Probiotics - Time to Start using Them

2011 
Systematic reviews indicate that prophylactic probiotics could prevent thousands of deaths in preterm infants each year. Wider introduction of probiotics is warranted within a rigorous framework of audit and further research, and respect for parents' preferences. Systematic reviews indicate that probiotic prophylaxis halves NEC and all-cause mortality, without measurable adverse short-term effects. Clinicians agree the evidence is promising but disagree on whether to make probiotics routinely available. The methodology used in many studies, meta-analyses and reviews has been justifiably criticised, and further large RCTs are in progress. Unless new RCTs find evidence of harm, or opposite effects, they are unlikely to refute the current meta-analyses.
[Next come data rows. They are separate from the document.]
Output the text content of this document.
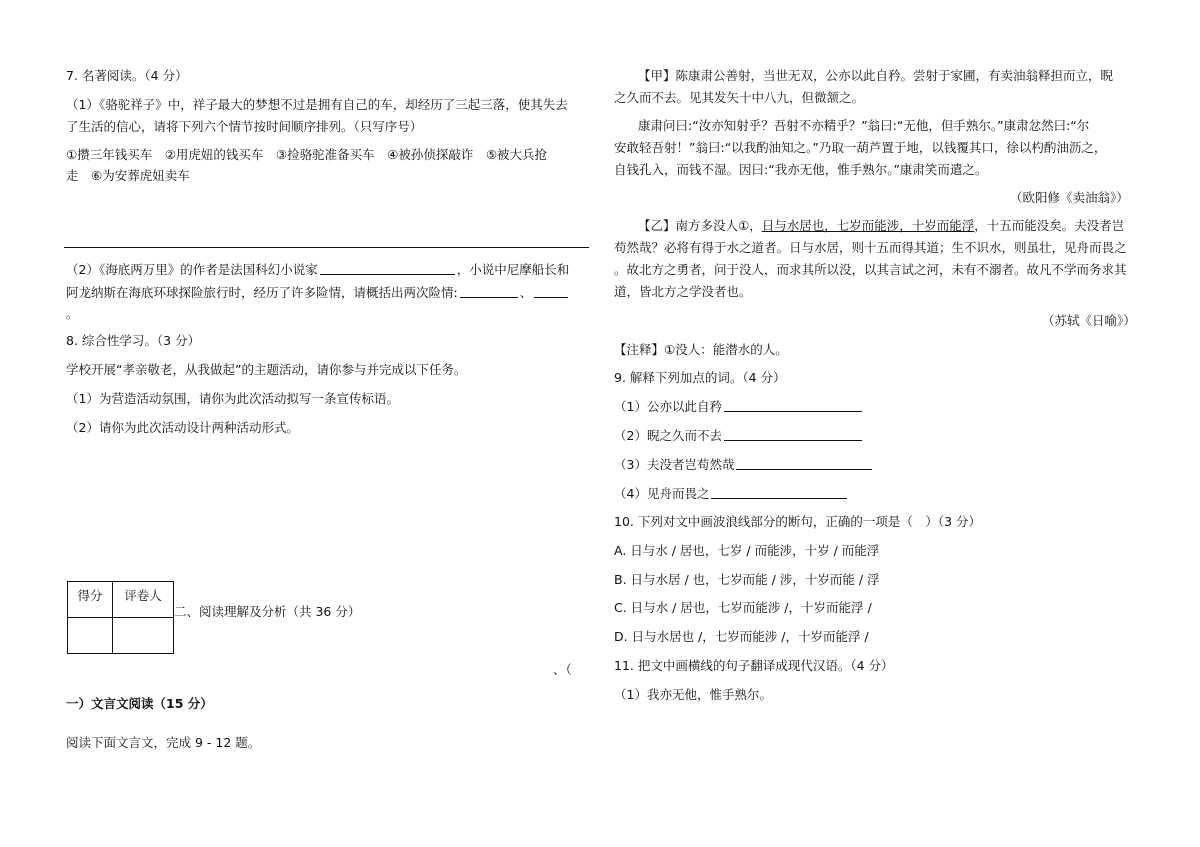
7. 名著阅读。（4 分）
（1）《骆驼祥子》中，祥子最大的梦想不过是拥有自己的车，却经历了三起三落，使其失去
了生活的信心，请将下列六个情节按时间顺序排列。（只写序号）
①攒三年钱买车　②用虎妞的钱买车　③捡骆驼准备买车　④被孙侦探敲诈　⑤被大兵抢
走　⑥为安葬虎妞卖车
（2）《海底两万里》的作者是法国科幻小说家	，小说中尼摩船长和
阿龙纳斯在海底环球探险旅行时，经历了许多险情，请概括出两次险情:	、
。
8. 综合性学习。（3 分）
学校开展“孝亲敬老，从我做起”的主题活动，请你参与并完成以下任务。
（1）为营造活动氛围，请你为此次活动拟写一条宣传标语。
（2）请你为此次活动设计两种活动形式。
得分	评卷人

二、阅读理解及分析（共 36 分）
、（
一）文言文阅读（15 分）
阅读下面文言文，完成 9 - 12 题。
【甲】陈康肃公善射，当世无双，公亦以此自矜。尝射于家圃，有卖油翁释担而立，睨
之久而不去。见其发矢十中八九，但微颔之。
康肃问曰:“汝亦知射乎？吾射不亦精乎？”翁曰:“无他，但手熟尔。”康肃忿然曰:“尔
安敢轻吾射！”翁曰:“以我酌油知之。”乃取一葫芦置于地，以钱覆其口，徐以杓酌油沥之，
自钱孔入，而钱不湿。因曰:“我亦无他，惟手熟尔。”康肃笑而遣之。
（欧阳修《卖油翁》）
【乙】南方多没人①，日与水居也，七岁而能涉，十岁而能浮，十五而能没矣。夫没者岂
苟然哉？必将有得于水之道者。日与水居，则十五而得其道；生不识水，则虽壮，见舟而畏之
。故北方之勇者，问于没人，而求其所以没，以其言试之河，未有不溺者。故凡不学而务求其
道，皆北方之学没者也。
（苏轼《日喻》）
【注释】①没人：能潜水的人。
9. 解释下列加点的词。（4 分）
（1）公亦以此自矜
（2）睨之久而不去
（3）夫没者岂苟然哉
（4）见舟而畏之
10. 下列对文中画波浪线部分的断句，正确的一项是（　）（3 分）
A. 日与水 / 居也，七岁 / 而能涉，十岁 / 而能浮
B. 日与水居 / 也，七岁而能 / 涉，十岁而能 / 浮
C. 日与水 / 居也，七岁而能涉 /，十岁而能浮 /
D. 日与水居也 /，七岁而能涉 /，十岁而能浮 /
11. 把文中画横线的句子翻译成现代汉语。（4 分）
（1）我亦无他，惟手熟尔。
New RCTs may not be large enough to identify rare but serious adverse effects, may not identify optimal regimes, or have sufficient power to examine long-term outcome. There will remain many un-answered and important questions around safety, efficacy, timing, dose, species or species combination, the populations in which benefit/harm ratios are optimal, long-term outcomes and NICU cross contamination. Whilst more research must be a key neonatal priority, there is not a compelling argument to further delay clinical use. Current research frameworks encourage parent/public involvement in the design of studies, but parents generally have little role in determining research priorities or in the interpretation of research studies - this needs to change. The weight, or significance, which individuals place on rare but serious outcomes (e.g. NEC) compared to more common but less serious problems (e.g. allergy) must, in part, determine which interventions are offered.